Because of the experience she had working in labs at UWO, Genskow was the only student the toxicology professor accepted to work in his lab at Emory.
She also interned at the Center for Disease Control in the Tobacco and Volatiles Branch while attending Emory. She tested the effects of tobacco on the human body and worked with nationwide studies.
Genskow plans to graduate this May and then continue her public health education by joining the Peace Corps for two years. Her assigned location is in Botswana, Africa. “Where I’ve been assigned in Botswana is actually a lot of HIV-related work, because they have the second-highest HIV prevalence in the world,” Genskow said.
While she said she wouldn’t push students to go to graduate school, she said she would encourage them to explore their opportunities. “I would definitely hope that they see they can do exciting stuff [in grad school],” Genskow said.

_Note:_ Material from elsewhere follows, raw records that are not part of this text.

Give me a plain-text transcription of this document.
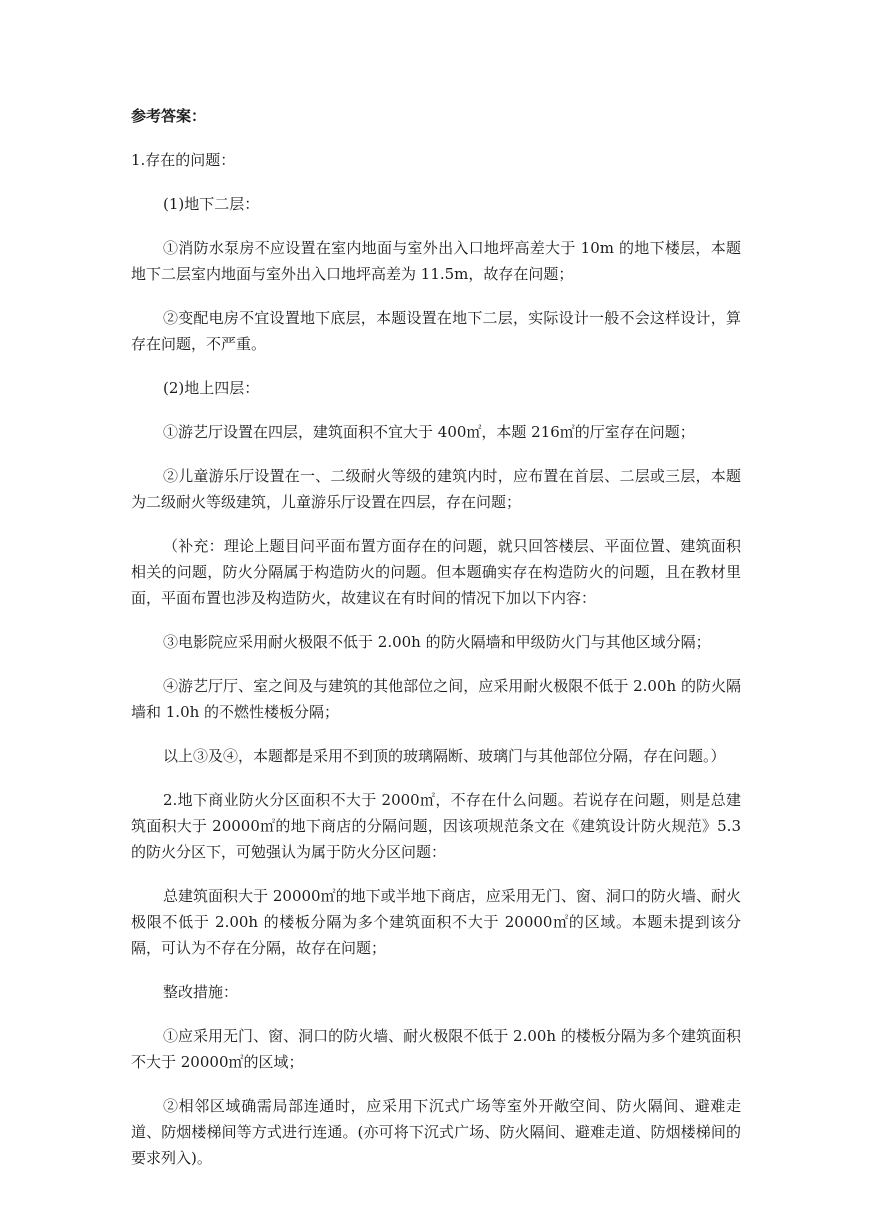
参考答案：

1.存在的问题：

(1)地下二层：

①消防水泵房不应设置在室内地面与室外出入口地坪高差大于 10m 的地下楼层，本题地下二层室内地面与室外出入口地坪高差为 11.5m，故存在问题；

②变配电房不宜设置地下底层，本题设置在地下二层，实际设计一般不会这样设计，算存在问题，不严重。

(2)地上四层：

①游艺厅设置在四层，建筑面积不宜大于 400㎡，本题 216㎡的厅室存在问题；

②儿童游乐厅设置在一、二级耐火等级的建筑内时，应布置在首层、二层或三层，本题为二级耐火等级建筑，儿童游乐厅设置在四层，存在问题；

（补充：理论上题目问平面布置方面存在的问题，就只回答楼层、平面位置、建筑面积相关的问题，防火分隔属于构造防火的问题。但本题确实存在构造防火的问题，且在教材里面，平面布置也涉及构造防火，故建议在有时间的情况下加以下内容：

③电影院应采用耐火极限不低于 2.00h 的防火隔墙和甲级防火门与其他区域分隔；

④游艺厅厅、室之间及与建筑的其他部位之间，应采用耐火极限不低于 2.00h 的防火隔墙和 1.0h 的不燃性楼板分隔；

以上③及④，本题都是采用不到顶的玻璃隔断、玻璃门与其他部位分隔，存在问题。）

2.地下商业防火分区面积不大于 2000㎡，不存在什么问题。若说存在问题，则是总建筑面积大于 20000㎡的地下商店的分隔问题，因该项规范条文在《建筑设计防火规范》5.3 的防火分区下，可勉强认为属于防火分区问题：

总建筑面积大于 20000㎡的地下或半地下商店，应采用无门、窗、洞口的防火墙、耐火极限不低于 2.00h 的楼板分隔为多个建筑面积不大于 20000㎡的区域。本题未提到该分隔，可认为不存在分隔，故存在问题；

整改措施：

①应采用无门、窗、洞口的防火墙、耐火极限不低于 2.00h 的楼板分隔为多个建筑面积不大于 20000㎡的区域；

②相邻区域确需局部连通时，应采用下沉式广场等室外开敞空间、防火隔间、避难走道、防烟楼梯间等方式进行连通。(亦可将下沉式广场、防火隔间、避难走道、防烟楼梯间的要求列入)。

Genskow said she attributes a lot of her success to attending UWO, where she expanded her horizons and knowledge of public health.
“I’ve certainly always valued the experience I’ve had at UW Oshkosh compared to what I’ve heard from some of my classmates that are in grad school, who went to bigger institutions,” Genskow said. “They don’t have personal interactions with the professors. I did lab research no problem, because there weren’t any grad students to compete with, and other students never had that opportunity to get their hands on real research when they were an undergrad.”